Il n'y a rien de punitif dans notre projet. Lors d'un débat auquel je participais récemment en Mayenne, la salle était pleine. Étaient présents la Jeune Chambre économique française (JCEA), la Fédération nationale des syndicats d'exploitants agricoles (Fnsea), la Confédération paysanne, des jeunes et huit « gilets jaunes », dont l'un me filmait et retransmettait les images à 140 personnes très intéressées.
La plupart des Français comprennent les problèmes liés au climat. Quand les jeunes de la Fnsea nous invitent, ils nous disent que ce débat était inimaginable il y a 15 ans, car tous les agriculteurs étaient alors plutôt climatosceptiques ; ce n'est plus le cas aujourd'hui, mais la question qui se pose désormais est celle du financement. Une installation de biogaz dans un élevage représente 500 000 euros d'investissement, alors que la plupart des agriculteurs ne touchent même pas le SMIC... Si cette facture est divisée par deux dans le cadre d'un pacte finance-climat et si l'agriculteur peut compter sur des débouchés pendant trente ans, alors il peut s'associer avec d'autres. Cela créera de l'emploi et des revenus supplémentaires.

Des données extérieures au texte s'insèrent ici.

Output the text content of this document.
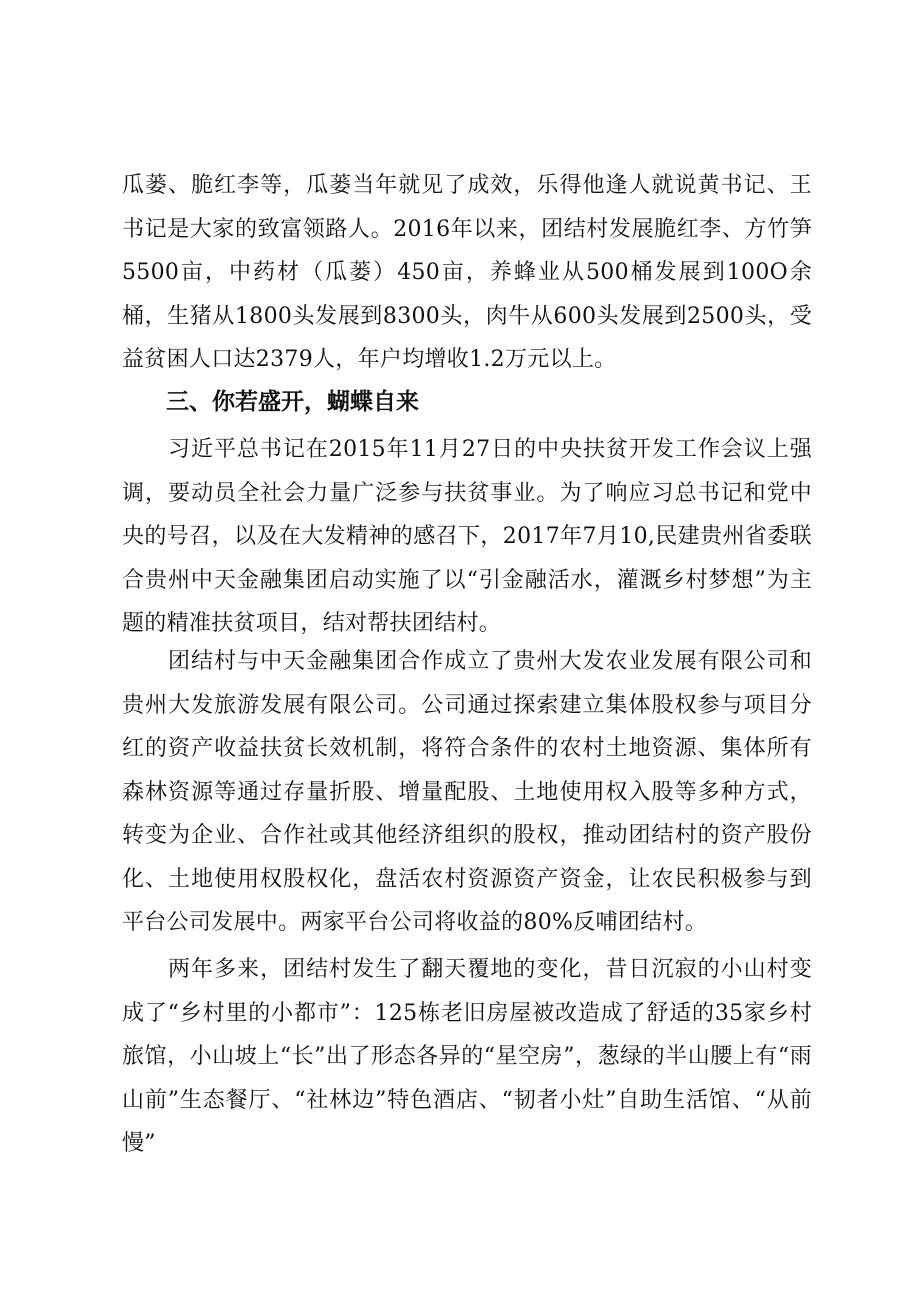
瓜蒌、脆红李等，瓜蒌当年就见了成效，乐得他逢人就说黄书记、王书记是大家的致富领路人。2016年以来，团结村发展脆红李、方竹笋5500亩，中药材（瓜蒌）450亩，养蜂业从500桶发展到100O余桶，生猪从1800头发展到8300头，肉牛从600头发展到2500头，受益贫困人口达2379人，年户均增收1.2万元以上。

三、你若盛开，蝴蝶自来

习近平总书记在2015年11月27日的中央扶贫开发工作会议上强调，要动员全社会力量广泛参与扶贫事业。为了响应习总书记和党中央的号召，以及在大发精神的感召下，2017年7月10,民建贵州省委联合贵州中天金融集团启动实施了以“引金融活水，灌溉乡村梦想”为主题的精准扶贫项目，结对帮扶团结村。

团结村与中天金融集团合作成立了贵州大发农业发展有限公司和贵州大发旅游发展有限公司。公司通过探索建立集体股权参与项目分红的资产收益扶贫长效机制，将符合条件的农村土地资源、集体所有森林资源等通过存量折股、增量配股、土地使用权入股等多种方式，转变为企业、合作社或其他经济组织的股权，推动团结村的资产股份化、土地使用权股权化，盘活农村资源资产资金，让农民积极参与到平台公司发展中。两家平台公司将收益的80%反哺团结村。

两年多来，团结村发生了翻天覆地的变化，昔日沉寂的小山村变成了“乡村里的小都市”：125栋老旧房屋被改造成了舒适的35家乡村旅馆，小山坡上“长”出了形态各异的“星空房”，葱绿的半山腰上有“雨山前”生态餐厅、“社林边”特色酒店、“韧者小灶”自助生活馆、“从前慢”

Voilà 50 ans, lorsque Edgard Pisani a lancé son projet de modernisation de l'agriculture française, des milliers de techniciens étaient allés sur le terrain former les paysans, et le Crédit agricole finançait la moitié du matériel. Il faut réorienter notre modèle avec la même bienveillance, en aidant les agriculteurs à échanger sur les bonnes pratiques.
La situation est mûre et les personnes qui nous soutiennent sont très diverses. Nous allons rencontrer début février des centaines de maires ruraux des quatre départements de Bretagne, qui nous ont invités parce qu'ils veulent s'engager sur ce projet. Nombre de ces maires sont très remontés contre la taxe carbone, car dans leur région il n'y a ni transport en commun, ni travail à proximité, ni dispositif pour favoriser le travail à distance. Si l'on n'investit pas dans ces trois postes, on ne peut que « braquer » les Français, d'autant plus que 40 % d'entre eux n'ont aucune épargne. La fiscalité que nous proposons, en revanche, doit conduire chacun à faire un effort, à prendre moins souvent l'avion ou sa voiture. Et si l'on crée 800 000 emplois, c'est toute l'économie qui va redémarrer.
Du point de vue géopolitique, nous savons qu'avec Donald Trump et Jair Bolsonaro nous ne pourrons jamais conclure un accord international ambitieux. Soit on attend la fin du monde, soit l'Europe, première puissance économique mondiale, cesse de se flageller et montre que l'on peut consommer moins d'énergies fossiles et créer des emplois. Même si 13 ou 14 pays seulement répondent à l'appel, on peut parier sur l'effet domino. Voyez le Japon : il a été frappé par trois catastrophes climatiques - inondations, canicule, typhon - et la Banque du Japon ne sait plus quoi faire de ses liquidités. Si l'Europe lance le modèle, je parie que les Japonais suivront, que les Chinois souhaiteront passer à la vitesse supérieure et que le successeur de Trump y réfléchira aussi. Si l'Europe et l'Afrique montrent que l'on peut vivre bien et sauver le climat, il y aura un effet de d'entraînement.